7 FEBRUARY 2001
Guinea Pigs
Temptation Island is not a show, it's an experiment.
The producers sat down and created a fantasy island to
test the hypothesis: can we make our subjects -- the
show's participants -- forget their reality? Ironic,
isn't it, that this show is included in the class of
"reality-based" programming that America has come to
know and love? Essentially, Fox has paid people,
drugged them, and placed them in a wonderland where
nothing feels real. This is not a test of
relationships. It is designed to destroy relationships
destroyer and Fox knew that going in.
Not only is this not reality, it's completely plastic.

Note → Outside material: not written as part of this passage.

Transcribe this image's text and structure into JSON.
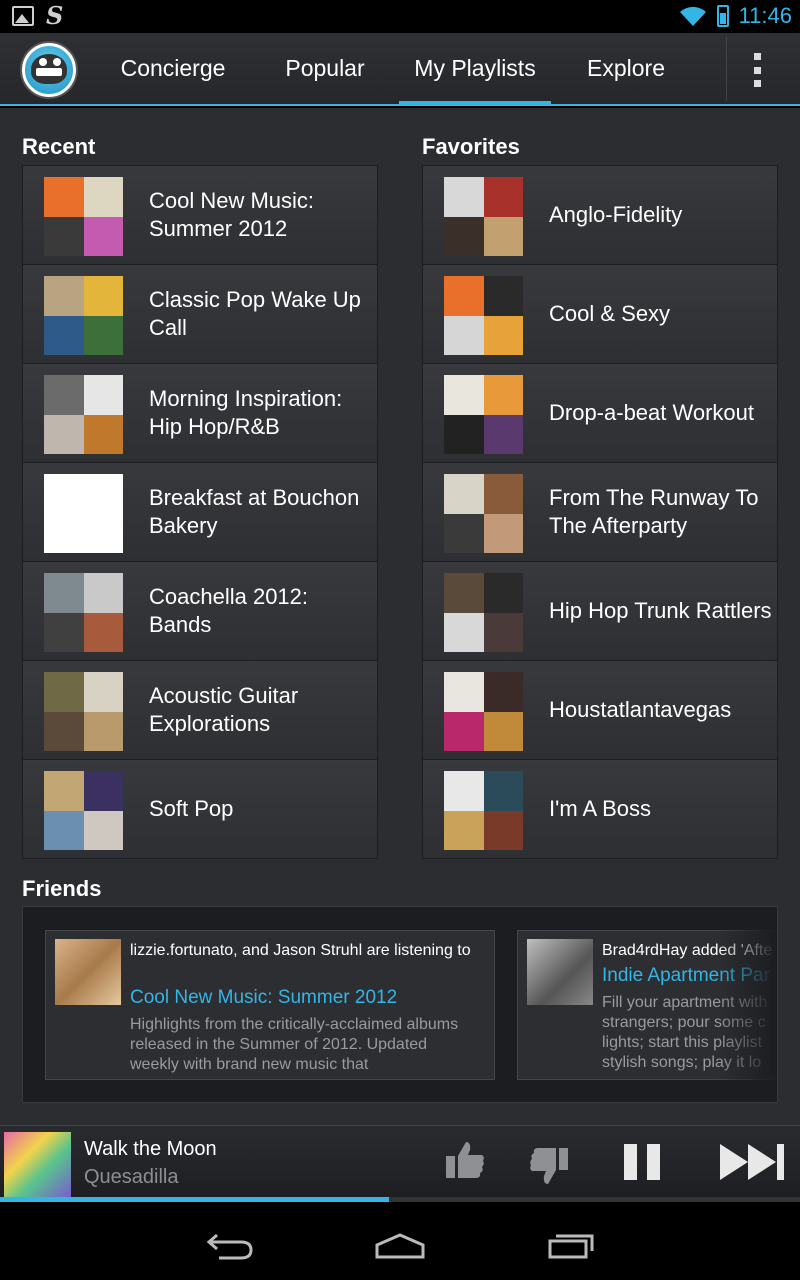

The trees might as well have been planted, the water
colored, the fish purchased (much like the tempters),
and the warm breezes produced by fans. It's the Truman
Show, except that the contestants haven't figured that
out yet -- at least not that the camera has revealed.
Does Billy realize that his favorite date Vanessa
probably lives in a different part of the country, and
that any relationship between them is not viable? He
seems to be falling in love with this woman, whatever
the hell falling in love means in this environment. I
think that Billy is honestly debating whether or not
he should break up with Mandy and date Vanessa, or
stay with Mandy and in some weird way break up with
Vanessa.
The women are also experiencing a lapse in reason,
especially Shannon, which both shocks and appalls me.
Her dilemma involves Tom, the sexy single whose
designated "occupation" is "Ivy League Graduate."
Where does he live when he's not swimming off the
coast of Temptation Island? I am amazed that these
couples have so quickly -- remember they're only on
the island for a couple weeks -- formed these intense
bonds with people they don't even know. It's almost as
if they've been brainwashed, tricked into thinking
that what's happening is real. I repeat the obvious:
this is not real. Who knows? Maybe Shannon and Tom
will get together and make a million babies (all of
whom will grow up to go to Ivy League schools) and
this experience will be the best thing that ever
happened to them -- but I'd bet against it.
I predict that all the couples break up and that six
months later they all get back together again,
realizing how foolish and manipulated they were by the
show. The only character (and that's all I can call
them now -- characters) I feel sympathy for is
Valerie. Even though I think her personality is lame,
she clearly loves Kaya. Or at least she knows that she
wants to stay with him. I wonder how she'll feel when
she watches this week's episode and sees the cruel
edit, from one frame where she is saying how she wants
to be doing all these things with Kaya, and in the
next frame Kaya is tonguing Meagan on a pier. But, I
can't really feel too sorry her. No one forced her to
go to this island. Fame, I suppose, has its price.